AMD 4th Gen EPYC 9004 Series Launched: Genoa Tested In A Data Center Benchmark Gauntlet

AMD Genoa EPYC 9004 Series Server Workload Performance Testing

amd epyc genoa titanite
The Titanite reference platform is a fairly typical 19” 2U rack server. It is not the focus of our coverage, so we will not cover all of its details, but it is more than sufficient to gauge the performance of a dual socket configuration. This system is kitted out with one and a half terabytes of DDR5 across 24 DIMMs with a 500GB NVMe boot drive.

The stars of the show are a pair each of the EPYC 9654, 9554, and 9374F processors. The EPYC 9654 is the 96-core heavyweight while the EPYC 9554 is likely a better representation of what more customers will likely gravitate towards as a balance of cost and performance. The 9374F is oriented for HPC workloads with its frequency optimizations.

We would like to thank Wendell of Level1Techs for providing us access to a third generation EPYC server for comparison. This server uses dual 64-core EPYC 7773X processors. This is a Milan-X family processor which means it includes 3D V-Cache which can buoy certain memory and cache sensitive workloads.

For our gauntlet, we utilized the Phoronix Test Suite which is open-source and significantly simplifies Linux benchmarking. All of our numbers should be reproducible in your own environment, particularly for those evaluating a platform upgrade.

Coremark Multithreaded General Performance Testing

Without any further ado, we begin our testing with Coremark. Coremark is a very quick no-nonsense multi-threaded CPU test intended for quick comparisons.

epyc genoa coremark cpu

Core for core, we see a significant 1.6x uplift for the EPYC 9554 over its 64-core counterpart, the EPYC 7773X. This test does not stress cache in any particular way, so it is a very straight core-for-core comparison between generations. The frequency optimized EPYC 9374F scales well at about 56% of the EPYC 9554’s performance. On the other end, the 96-core processor does outpace the 64-core EPYC 9554, but only by about 1.3x despite having 1.5x the cores.

7-Zip Compression And Decompression Performance

Next, we looked at 7-Zip compression and decompression. The compression workload is influenced by memory and cache performance as well as out of order processing. Decompression is much more integer-driven, but also stresses the branch prediction pipeline.
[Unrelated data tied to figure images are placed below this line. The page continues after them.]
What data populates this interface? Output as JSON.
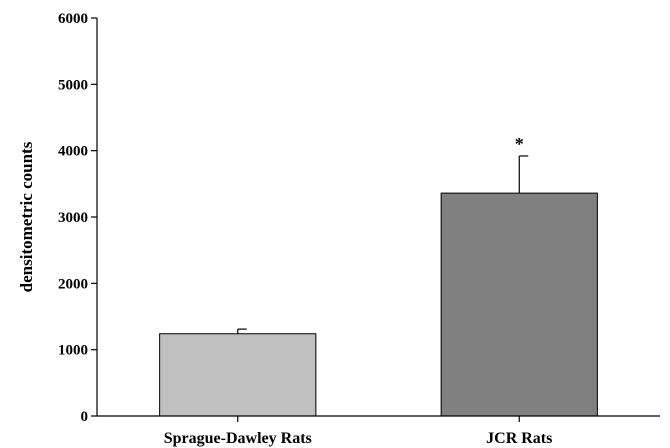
{
  "chart_data": {
    "type": "bar",
    "title": "",
    "xlabel": "",
    "ylabel": "densitometric counts",
    "ylim": [
      0,
      6000
    ],
    "yticks": [
      0,
      1000,
      2000,
      3000,
      4000,
      5000,
      6000
    ],
    "grid": false,
    "categories": [
      "Sprague-Dawley Rats",
      "JCR Rats"
    ],
    "values": [
      1240,
      3360
    ],
    "errors": [
      70,
      560
    ],
    "annotations": [
      "",
      "*"
    ],
    "colors": [
      "#c0c0c0",
      "#808080"
    ]
  }
}
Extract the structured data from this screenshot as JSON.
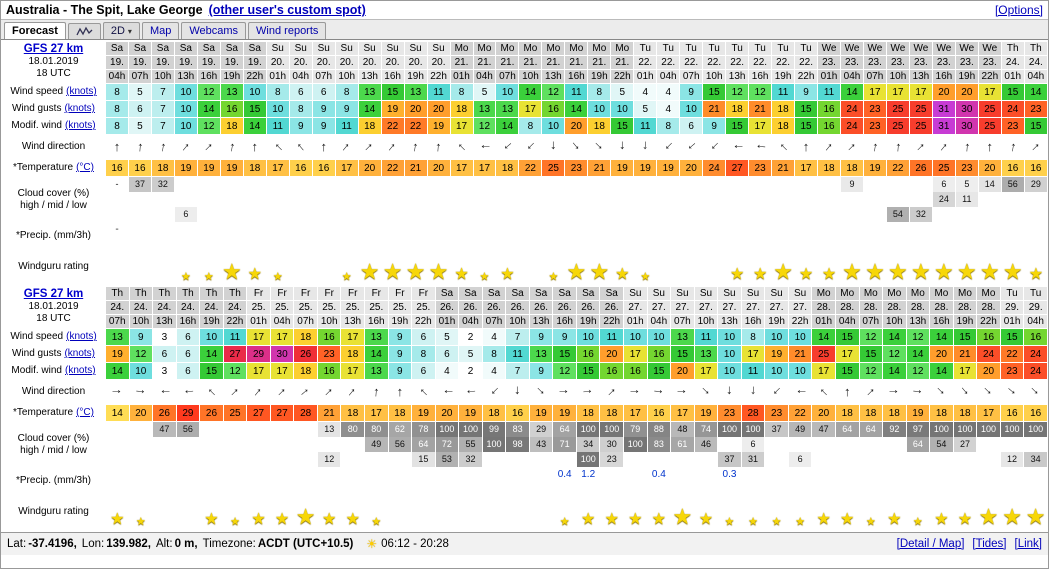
{
  "header": {
    "title": "Australia - The Spit, Lake George",
    "custom_spot_link": "(other user's custom spot)",
    "options_link": "[Options]"
  },
  "tabs": {
    "forecast": "Forecast",
    "view2d": "2D",
    "map": "Map",
    "webcams": "Webcams",
    "wind_reports": "Wind reports"
  },
  "glyphs": {
    "arrow": "↑",
    "star": "★",
    "caret": "▾",
    "sun": "☀"
  },
  "colors": {
    "link_blue": "#0000bb",
    "star_yellow": "#f7d708",
    "precip_blue": "#0033cc"
  },
  "row_labels": {
    "wind_speed": {
      "text": "Wind speed",
      "link": "(knots)"
    },
    "wind_gusts": {
      "text": "Wind gusts",
      "link": "(knots)"
    },
    "modif_wind": {
      "text": "Modif. wind",
      "link": "(knots)"
    },
    "wind_direction": {
      "text": "Wind direction",
      "link": ""
    },
    "temperature": {
      "text": "*Temperature",
      "link": "(°C)"
    },
    "cloud_cover": {
      "text": "Cloud cover (%)",
      "link": "",
      "second_line": "high / mid / low"
    },
    "precip": {
      "text": "*Precip. (mm/3h)",
      "link": ""
    },
    "rating": {
      "text": "Windguru rating",
      "link": ""
    }
  },
  "tables": [
    {
      "model": "GFS 27 km",
      "run_date": "18.01.2019",
      "run_utc": "18 UTC",
      "days": [
        "Sa",
        "Sa",
        "Sa",
        "Sa",
        "Sa",
        "Sa",
        "Sa",
        "Su",
        "Su",
        "Su",
        "Su",
        "Su",
        "Su",
        "Su",
        "Su",
        "Mo",
        "Mo",
        "Mo",
        "Mo",
        "Mo",
        "Mo",
        "Mo",
        "Mo",
        "Tu",
        "Tu",
        "Tu",
        "Tu",
        "Tu",
        "Tu",
        "Tu",
        "Tu",
        "We",
        "We",
        "We",
        "We",
        "We",
        "We",
        "We",
        "We",
        "Th",
        "Th"
      ],
      "dates": [
        "19.",
        "19.",
        "19.",
        "19.",
        "19.",
        "19.",
        "19.",
        "20.",
        "20.",
        "20.",
        "20.",
        "20.",
        "20.",
        "20.",
        "20.",
        "21.",
        "21.",
        "21.",
        "21.",
        "21.",
        "21.",
        "21.",
        "21.",
        "22.",
        "22.",
        "22.",
        "22.",
        "22.",
        "22.",
        "22.",
        "22.",
        "23.",
        "23.",
        "23.",
        "23.",
        "23.",
        "23.",
        "23.",
        "23.",
        "24.",
        "24."
      ],
      "hours": [
        "04h",
        "07h",
        "10h",
        "13h",
        "16h",
        "19h",
        "22h",
        "01h",
        "04h",
        "07h",
        "10h",
        "13h",
        "16h",
        "19h",
        "22h",
        "01h",
        "04h",
        "07h",
        "10h",
        "13h",
        "16h",
        "19h",
        "22h",
        "01h",
        "04h",
        "07h",
        "10h",
        "13h",
        "16h",
        "19h",
        "22h",
        "01h",
        "04h",
        "07h",
        "10h",
        "13h",
        "16h",
        "19h",
        "22h",
        "01h",
        "04h"
      ],
      "wind_speed": [
        8,
        5,
        7,
        10,
        12,
        13,
        10,
        8,
        6,
        6,
        8,
        13,
        15,
        13,
        11,
        8,
        5,
        10,
        14,
        12,
        11,
        8,
        5,
        4,
        4,
        9,
        15,
        12,
        12,
        11,
        9,
        11,
        14,
        17,
        17,
        17,
        20,
        20,
        17,
        15,
        14
      ],
      "wind_gusts": [
        8,
        6,
        7,
        10,
        14,
        16,
        15,
        10,
        8,
        9,
        9,
        14,
        19,
        20,
        20,
        18,
        13,
        13,
        17,
        16,
        14,
        10,
        10,
        5,
        4,
        10,
        21,
        18,
        21,
        18,
        15,
        16,
        24,
        23,
        25,
        25,
        31,
        30,
        25,
        24,
        23
      ],
      "modif_wind": [
        8,
        5,
        7,
        10,
        12,
        18,
        14,
        11,
        9,
        9,
        11,
        18,
        22,
        22,
        19,
        17,
        12,
        14,
        8,
        10,
        20,
        18,
        15,
        11,
        8,
        6,
        9,
        15,
        17,
        18,
        15,
        16,
        24,
        23,
        25,
        25,
        31,
        30,
        25,
        23,
        15
      ],
      "wind_dir_deg": [
        0,
        5,
        10,
        40,
        45,
        10,
        0,
        315,
        320,
        0,
        40,
        45,
        40,
        10,
        5,
        315,
        270,
        230,
        225,
        180,
        140,
        135,
        180,
        185,
        225,
        230,
        225,
        270,
        275,
        315,
        0,
        40,
        45,
        10,
        5,
        45,
        40,
        5,
        0,
        10,
        45
      ],
      "temperature": [
        16,
        16,
        18,
        19,
        19,
        19,
        18,
        17,
        16,
        16,
        17,
        20,
        22,
        21,
        20,
        17,
        17,
        18,
        22,
        25,
        23,
        21,
        19,
        19,
        19,
        20,
        24,
        27,
        23,
        21,
        17,
        18,
        18,
        19,
        22,
        26,
        25,
        23,
        20,
        16,
        16
      ],
      "cloud_high": [
        "-",
        "37",
        "32",
        "",
        "",
        "",
        "",
        "",
        "",
        "",
        "",
        "",
        "",
        "",
        "",
        "",
        "",
        "",
        "",
        "",
        "",
        "",
        "",
        "",
        "",
        "",
        "",
        "",
        "",
        "",
        "",
        "",
        "9",
        "",
        "",
        "",
        "6",
        "5",
        "14",
        "56",
        "29"
      ],
      "cloud_mid": [
        "",
        "",
        "",
        "",
        "",
        "",
        "",
        "",
        "",
        "",
        "",
        "",
        "",
        "",
        "",
        "",
        "",
        "",
        "",
        "",
        "",
        "",
        "",
        "",
        "",
        "",
        "",
        "",
        "",
        "",
        "",
        "",
        "",
        "",
        "",
        "",
        "24",
        "11",
        "",
        "",
        ""
      ],
      "cloud_low": [
        "",
        "",
        "",
        "6",
        "",
        "",
        "",
        "",
        "",
        "",
        "",
        "",
        "",
        "",
        "",
        "",
        "",
        "",
        "",
        "",
        "",
        "",
        "",
        "",
        "",
        "",
        "",
        "",
        "",
        "",
        "",
        "",
        "",
        "",
        "54",
        "32",
        "",
        "",
        "",
        "",
        ""
      ],
      "precip": [
        "-",
        "",
        "",
        "",
        "",
        "",
        "",
        "",
        "",
        "",
        "",
        "",
        "",
        "",
        "",
        "",
        "",
        "",
        "",
        "",
        "",
        "",
        "",
        "",
        "",
        "",
        "",
        "",
        "",
        "",
        "",
        "",
        "",
        "",
        "",
        "",
        "",
        "",
        "",
        "",
        ""
      ],
      "rating": [
        0,
        0,
        0,
        1,
        1,
        3,
        2,
        1,
        0,
        0,
        1,
        3,
        3,
        3,
        3,
        2,
        1,
        2,
        0,
        1,
        3,
        3,
        2,
        1,
        0,
        0,
        0,
        2,
        2,
        3,
        2,
        2,
        3,
        3,
        3,
        3,
        3,
        3,
        3,
        3,
        2
      ]
    },
    {
      "model": "GFS 27 km",
      "run_date": "18.01.2019",
      "run_utc": "18 UTC",
      "days": [
        "Th",
        "Th",
        "Th",
        "Th",
        "Th",
        "Th",
        "Fr",
        "Fr",
        "Fr",
        "Fr",
        "Fr",
        "Fr",
        "Fr",
        "Fr",
        "Sa",
        "Sa",
        "Sa",
        "Sa",
        "Sa",
        "Sa",
        "Sa",
        "Sa",
        "Su",
        "Su",
        "Su",
        "Su",
        "Su",
        "Su",
        "Su",
        "Su",
        "Mo",
        "Mo",
        "Mo",
        "Mo",
        "Mo",
        "Mo",
        "Mo",
        "Mo",
        "Tu",
        "Tu"
      ],
      "dates": [
        "24.",
        "24.",
        "24.",
        "24.",
        "24.",
        "24.",
        "25.",
        "25.",
        "25.",
        "25.",
        "25.",
        "25.",
        "25.",
        "25.",
        "26.",
        "26.",
        "26.",
        "26.",
        "26.",
        "26.",
        "26.",
        "26.",
        "27.",
        "27.",
        "27.",
        "27.",
        "27.",
        "27.",
        "27.",
        "27.",
        "28.",
        "28.",
        "28.",
        "28.",
        "28.",
        "28.",
        "28.",
        "28.",
        "29.",
        "29."
      ],
      "hours": [
        "07h",
        "10h",
        "13h",
        "16h",
        "19h",
        "22h",
        "01h",
        "04h",
        "07h",
        "10h",
        "13h",
        "16h",
        "19h",
        "22h",
        "01h",
        "04h",
        "07h",
        "10h",
        "13h",
        "16h",
        "19h",
        "22h",
        "01h",
        "04h",
        "07h",
        "10h",
        "13h",
        "16h",
        "19h",
        "22h",
        "01h",
        "04h",
        "07h",
        "10h",
        "13h",
        "16h",
        "19h",
        "22h",
        "01h",
        "04h"
      ],
      "wind_speed": [
        13,
        9,
        3,
        6,
        10,
        11,
        17,
        17,
        18,
        16,
        17,
        13,
        9,
        6,
        5,
        2,
        4,
        7,
        9,
        9,
        10,
        11,
        10,
        10,
        13,
        11,
        10,
        8,
        10,
        10,
        14,
        15,
        12,
        14,
        12,
        14,
        15,
        16,
        15,
        16
      ],
      "wind_gusts": [
        19,
        12,
        6,
        6,
        14,
        27,
        29,
        30,
        26,
        23,
        18,
        14,
        9,
        8,
        6,
        5,
        8,
        11,
        13,
        15,
        16,
        20,
        17,
        16,
        15,
        13,
        10,
        17,
        19,
        21,
        25,
        17,
        15,
        12,
        14,
        20,
        21,
        24,
        22,
        24
      ],
      "modif_wind": [
        14,
        10,
        3,
        6,
        15,
        12,
        17,
        17,
        18,
        16,
        17,
        13,
        9,
        6,
        4,
        2,
        4,
        7,
        9,
        12,
        15,
        16,
        16,
        15,
        20,
        17,
        10,
        11,
        10,
        10,
        17,
        15,
        12,
        14,
        12,
        14,
        17,
        20,
        23,
        24
      ],
      "wind_dir_deg": [
        90,
        95,
        270,
        265,
        315,
        45,
        40,
        45,
        50,
        45,
        40,
        5,
        0,
        315,
        270,
        265,
        225,
        180,
        135,
        90,
        85,
        45,
        90,
        95,
        90,
        135,
        180,
        185,
        225,
        270,
        315,
        0,
        45,
        90,
        95,
        135,
        140,
        135,
        130,
        135
      ],
      "temperature": [
        14,
        20,
        26,
        29,
        26,
        25,
        27,
        27,
        28,
        21,
        18,
        17,
        18,
        19,
        20,
        19,
        18,
        16,
        19,
        19,
        18,
        18,
        17,
        16,
        17,
        19,
        23,
        28,
        23,
        22,
        20,
        18,
        18,
        18,
        19,
        18,
        18,
        17,
        16,
        16
      ],
      "cloud_high": [
        "",
        "",
        "47",
        "56",
        "",
        "",
        "",
        "",
        "",
        "13",
        "80",
        "80",
        "62",
        "78",
        "100",
        "100",
        "99",
        "83",
        "29",
        "64",
        "100",
        "100",
        "79",
        "88",
        "48",
        "74",
        "100",
        "100",
        "37",
        "49",
        "47",
        "64",
        "64",
        "92",
        "97",
        "100",
        "100",
        "100",
        "100",
        "100"
      ],
      "cloud_mid": [
        "",
        "",
        "",
        "",
        "",
        "",
        "",
        "",
        "",
        "",
        "",
        "49",
        "56",
        "64",
        "72",
        "55",
        "100",
        "98",
        "43",
        "71",
        "34",
        "30",
        "100",
        "83",
        "61",
        "46",
        "",
        "6",
        "",
        "",
        "",
        "",
        "",
        "",
        "64",
        "54",
        "27",
        "",
        "",
        ""
      ],
      "cloud_low": [
        "",
        "",
        "",
        "",
        "",
        "",
        "",
        "",
        "",
        "12",
        "",
        "",
        "",
        "15",
        "53",
        "32",
        "",
        "",
        "",
        "",
        "100",
        "23",
        "",
        "",
        "",
        "",
        "37",
        "31",
        "",
        "6",
        "",
        "",
        "",
        "",
        "",
        "",
        "",
        "",
        "12",
        "34"
      ],
      "precip": [
        "",
        "",
        "",
        "",
        "",
        "",
        "",
        "",
        "",
        "",
        "",
        "",
        "",
        "",
        "",
        "",
        "",
        "",
        "",
        "0.4",
        "1.2",
        "",
        "",
        "0.4",
        "",
        "",
        "0.3",
        "",
        "",
        "",
        "",
        "",
        "",
        "",
        "",
        "",
        "",
        "",
        "",
        ""
      ],
      "rating": [
        2,
        1,
        0,
        0,
        2,
        1,
        2,
        2,
        3,
        2,
        2,
        1,
        0,
        0,
        0,
        0,
        0,
        0,
        0,
        1,
        2,
        2,
        2,
        2,
        3,
        2,
        1,
        1,
        1,
        1,
        2,
        2,
        1,
        2,
        1,
        2,
        2,
        3,
        3,
        3
      ]
    }
  ],
  "footer": {
    "info_parts": [
      [
        "Lat:",
        "-37.4196,"
      ],
      [
        "Lon:",
        "139.982,"
      ],
      [
        "Alt:",
        "0 m,"
      ],
      [
        "Timezone:",
        "ACDT (UTC+10.5)"
      ]
    ],
    "sun_times": "06:12 - 20:28",
    "links": [
      "[Detail / Map]",
      "[Tides]",
      "[Link]"
    ]
  }
}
epyc genoa 7 zip compression

epyc genoa 7 zip decompression

Despite the positive influence of cache size and speed on the compression workload, the Milan-X system performs relatively poorly. It is vastly outstripped by the EPYC 9554, and nearly overtaken by the EPYC 9374F with half its core count. In decompression, the Milan-X platform fares better, likely because the 3D V-Cache can help overcome branch prediction misses. Genoa still puts up a stronger showing overall though we only see about 15-20% performance scaling for the EPYC 9654 over the 9554.

Linux Kernel Compilation Performance

Software compiling is a common task, and building the Linux kernel itself has long been used as a performance benchmark. We tested with defconfig and allmodconfig with results reported in seconds.

epyc genoa build linux defconfig

epyc genoa build linux allmodconfig

With defconfig, the Genoa systems were generally faster than Milan-X, but per-core scaling is a mixed bag. The 64-core EPYC 9554 completed the build fastest, but only about 9% faster than the EPYC 9374F with half its core count. Milan-X failed to build with allmodconfig and we did not have sufficient time to troubleshoot it. Among the Genoa processors, the same overall trend is in place, but there is a 34% lead for the EPYC 9554 over the EPYC 9374F this time.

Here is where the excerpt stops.